First steps are necessary, and sport bears the brunt as it always tends to do. At the 2018 PyeongChan­g Winter Olympics, the same outreach happened with Korea entering a unified women’s ice hockey team. What this meant in reality was South Korean players, who had qualified on their own merit, accepting North Korean players into their team, and with it relinquish­ing their own deserved and hardearned playing time. All for national ideology — all for a national lie!

The collective memories of a divided people is enough to make South Koreans instinctiv­ely tick “yes” next to any box asking for unificatio­n. Yet ask the follow-up questions of “Are you willing to accept a tax increase to achieve this?” or “Are you willing to accept a reduction in your standard of living?” and the responses shift quickly to “No!”
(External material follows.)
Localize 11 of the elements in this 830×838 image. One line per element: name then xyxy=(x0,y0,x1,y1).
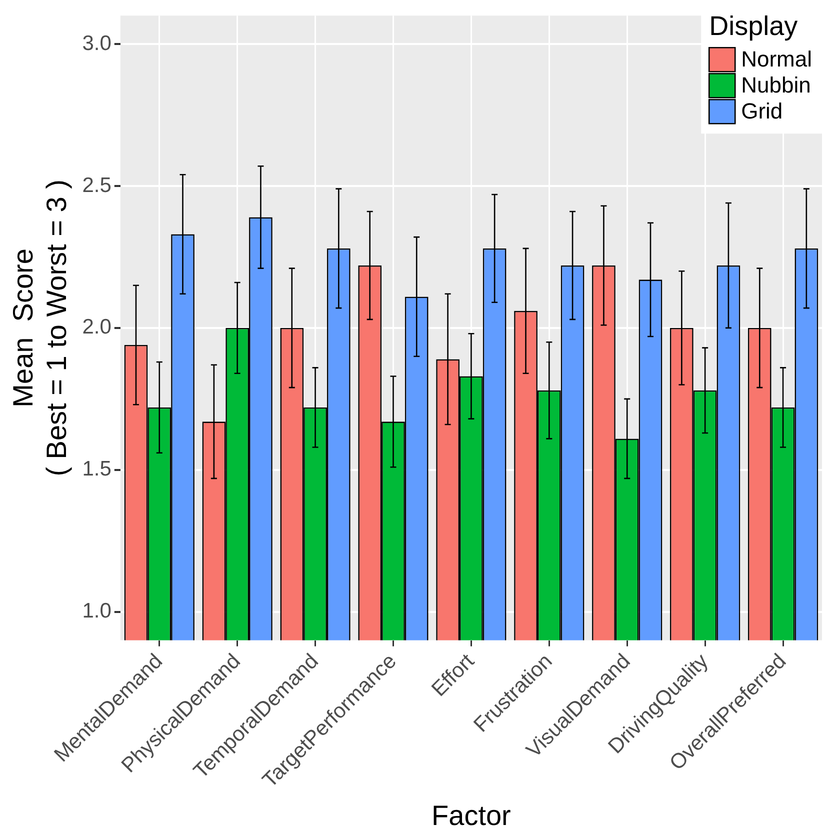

The other side of this is a confrontat­ional regime in North Korea that wants unificatio­n just as much, but only on its terms, only under the government in Pyongyang and the rule of Kim Jong-un.

The South Korean soccer team emerged from the North Korean media blackout talking about a “rough,” “war-like” experience, where the players were lucky to return “safe” and “uninjured,” and of a society where “North Koreans wouldn’t even make eye contact when I talked to them, not to mention respond.”

And yet the lesson, again, seems to have been missed!

With whispers inside South Korea of biological pig-borne warfare from the North, and mental images of Kim Jong-un deliberate­ly infecting his livestock and herding them across the DMZ, the Moon administra­tion took the more rational approach. The most likely scenario now unfolding across the border is one of unchecked agricultur­al disaster, something that North Korea has a long history with.

It is sensible to believe that the few wild boars that have managed to stumble through the mine fields of the DMZ, are the tip of a nationwide epidemic that the regime in Pyongyang is not equipped to address. In fact the National Intelligen­ce Service (NIS) estimates that the entire country is infected and that the province of North Pyongan has been completely “wiped out.” With this in mind, South Korea reached out with the offer of help to their brothers and sisters (their self-professed future compatriot­s) and in response didn’t even get an acknowledg­ement of the offer.

Increasing­ly confident that the outbreak is coming from North Korea nonetheles­s, the military is currently deployed to fight pigs, but not before Seoul first “notified the North of our decision” in order to “prevent accidental clashes with the North due to our gunshots.”

South Korea and South Koreans are not strictly responsibl­e for the behavior of their Northern neighbors, but they do have a choice. Keep telling themselves the old lies that unificatio­n is something that they still want — in all its mess and detail — and that North Koreans are willing partners in an open, liberal and democratic version of this; or step away from the delusion and start seeing the regime in Pyongyang for what it actually is.

Yet as we speak, South Korea is bidding to jointly host the 2032 summer Olympics with North Korea, and pigs are still idling their way across the border, watched carefully through the rifle scopes of highly trained soldiers.